1 Early European Contact
Several European diseases, including smallpox, were introduced to the indigenous peoples of North America by the Spanish and Portuguese conquistadors of the late 15th and early 16th centuries. In fact, historians report smallpox was instrumental in the fall of the ancient Aztec and Inca empires. Smallpox, which was also introduced by French and British settlers, is similarly said to be responsible for the severe reductions of the Wampanoag and Abenaki peoples of modern New England, as well as the tribes of the Iroquois Confederacy. The death toll among just one of those tribes, the Mohawks, during a 1633 outbreak, reduced the tribe’s population from 8,500 to fewer than 2,000.
2 French and Indian War
Smallpox was the weapon behind one of the first known cases of biological warfare. Sir Jeffrey Amherst, the commander of the British Army in North America, reportedly suggested contaminating the native tribes who were hostile to British forces with the virus during the French and Indian War (1754-1767). The British Army reportedly used smallpox-contaminated blankets to spread the virus among natives, resulting in an epidemic with an estimated 50 percent mortality rate.
3 Revolutionary War
Smallpox made its way to Boston by the early conflicts of the American Revolutionary War in 1775-1776. The infection spread to Canadian indigenous tribes during the Continental Army’s invasion of Quebec. In a letter to his wife Abigail, founding father John Adams wrote of the horrors of smallpox, but added that it was a “small consolation” to know that the “scoundrel savages” fighting against American forces had been infected with the deadly disease. The ailment spread West to the Iroquois, before eventually making its way South and contaminating the native tribes surrounding Mexico City, Texas and New Mexico by 1781.

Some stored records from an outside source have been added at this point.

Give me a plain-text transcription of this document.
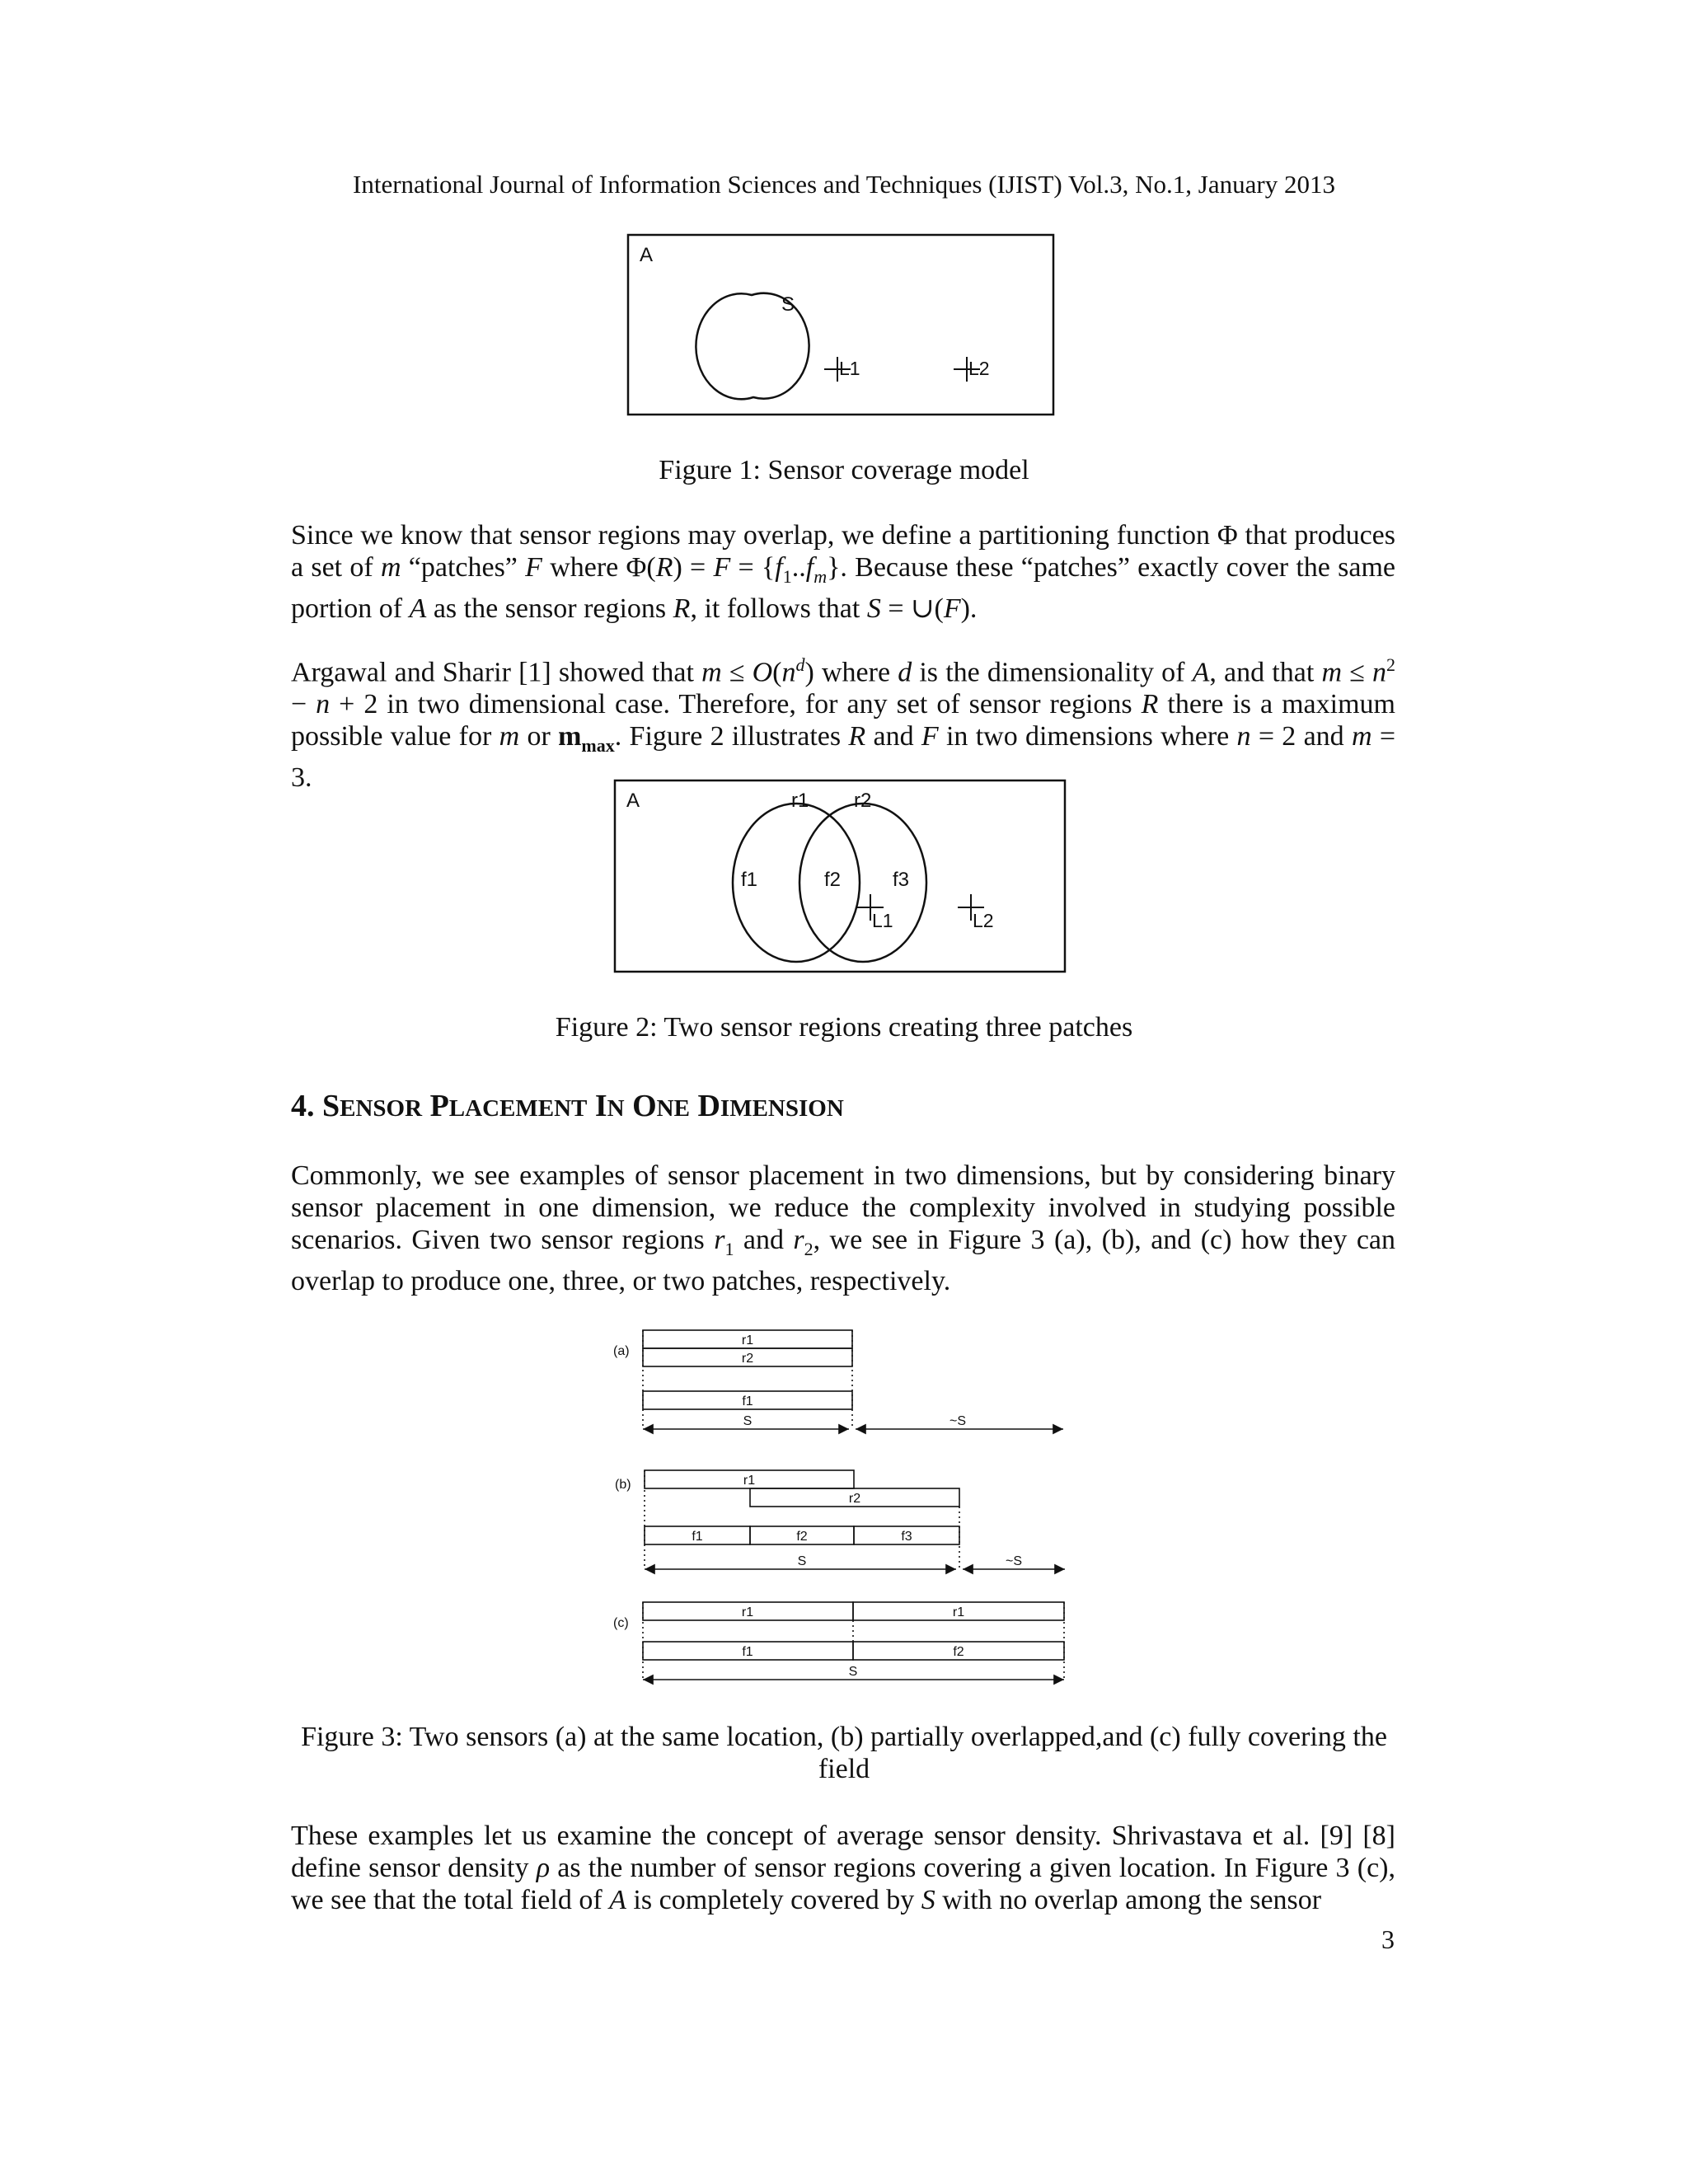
International Journal of Information Sciences and Techniques (IJIST) Vol.3, No.1, January 2013
A
S
L1	L2
Figure 1: Sensor coverage model

Since we know that sensor regions may overlap, we define a partitioning function Φ that produces a set of m “patches” F where $\Phi(R) = F = \{f_1..f_m\}$. Because these “patches” exactly cover the same portion of A as the sensor regions R, it follows that S = ∪(F).

Argawal and Sharir [1] showed that $m \le O(n^d)$ where d is the dimensionality of A, and that $m \le n^2 - n + 2$ in two dimensional case. Therefore, for any set of sensor regions R there is a maximum possible value for m or $m_{max}$. Figure 2 illustrates R and F in two dimensions where n = 2 and m = 3.

A	r1 r2
f1	f2	f3
L1	L2
Figure 2: Two sensor regions creating three patches
4. SENSOR PLACEMENT IN ONE DIMENSION

Commonly, we see examples of sensor placement in two dimensions, but by considering binary sensor placement in one dimension, we reduce the complexity involved in studying possible scenarios. Given two sensor regions $r_1$ and $r_2$, we see in Figure 3 (a), (b), and (c) how they can overlap to produce one, three, or two patches, respectively.

(a)
r1
r2
f1
S	~S
(b)	r1
r2
f1	f2	f3
S	~S
(c)
r1	r1
f1	f2
S
Figure 3: Two sensors (a) at the same location, (b) partially overlapped,and (c) fully covering the
field

These examples let us examine the concept of average sensor density. Shrivastava et al. [9] [8] define sensor density ρ as the number of sensor regions covering a given location. In Figure 3 (c), we see that the total field of A is completely covered by S with no overlap among the sensor

3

4 Drop in Native Populations
The disease (in addition to warfare and enslavement) that Native American tribes met as a result of contact with European settlers resulted in a 50 percent population drop shortly after 1500 -- almost a decade after Christopher Columbus arrived in the New World. The sudden, extreme decline indicates the population reduction was almost exclusively the result of infectious diseases sweeping through native communities, according to a 2011 study published in the Proceedings of the National Academy of Science.